2.1 Experimental design

Two independent animal trials were included in this study. Domestic pigs (Sus scrofa domesticus ) were obtained from a commercial pig farm and wild boar (Sus scrofa scrofa ) were provided by wildlife parks in Mecklenburg-Western Pomerania. For the infection experiments, domestic pigs and wild boar were transferred into the high containment facilities of the Friedrich-Loeffler-Institut (L3+) and were left for acclimatization for a week.

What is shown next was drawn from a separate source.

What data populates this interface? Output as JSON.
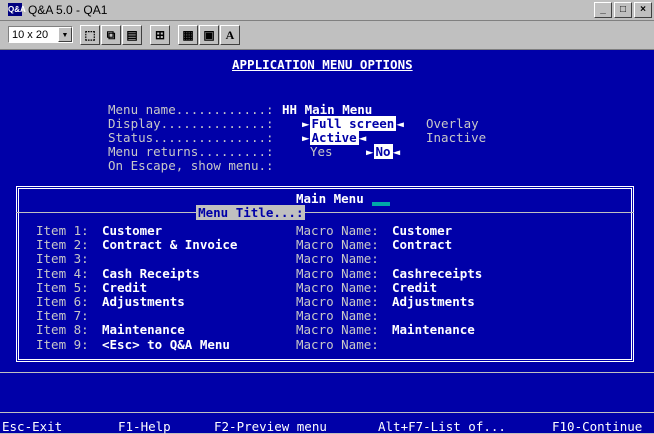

In both studies, domestic pigs and wild boar were oro-nasally inoculated with 2 ml cell culture supernatant containing 105.25 haemadsorbing units (HAU)/ml of ASFV “Estonia2014”. A clinical score was assessed daily, based on a previously described scoring system . Rectal temperatures were measured each day in domestic pigs and at autopsy in wild boar. 6 domestic pigs and 7 wild boar were left untreated and served as controls. In trial 1, 12 German landrace pigs, 3 months of age, and 12 wild boar, 1-2 years of age, were used. 4 animals of each group were randomly chosen for autopsy 5 and 7 dpi. For trial 2, 11 German landrace pigs, 3 months of age, and 12 wild boar, 1-2 years of age, were used. Autopsies were done 4, 7, and 10 dpi with 3 animals of each group (see table 1). Results from control animals and animals investigated 7 dpi, respectively, were grouped for all applicable analyses. For scheduled autopsies or when animals reached the humane endpoint, animals were narcotized with tiletamine/zolazepam (Zoletil ®, Virbac) and xylazine (Rompun® 2%, Bayer HealthCare) and then euthanized by intracardial injection of pentobarbital (Release, Wirtschaftsgenossenschaft deutscher Tierärzte) or exanguination. For analysis of the immune response, blood, lung, spleen, gastro-hepatic lymph node (ghLN, Lymphonodi hepatici or gastrici ), as well as liver were collected.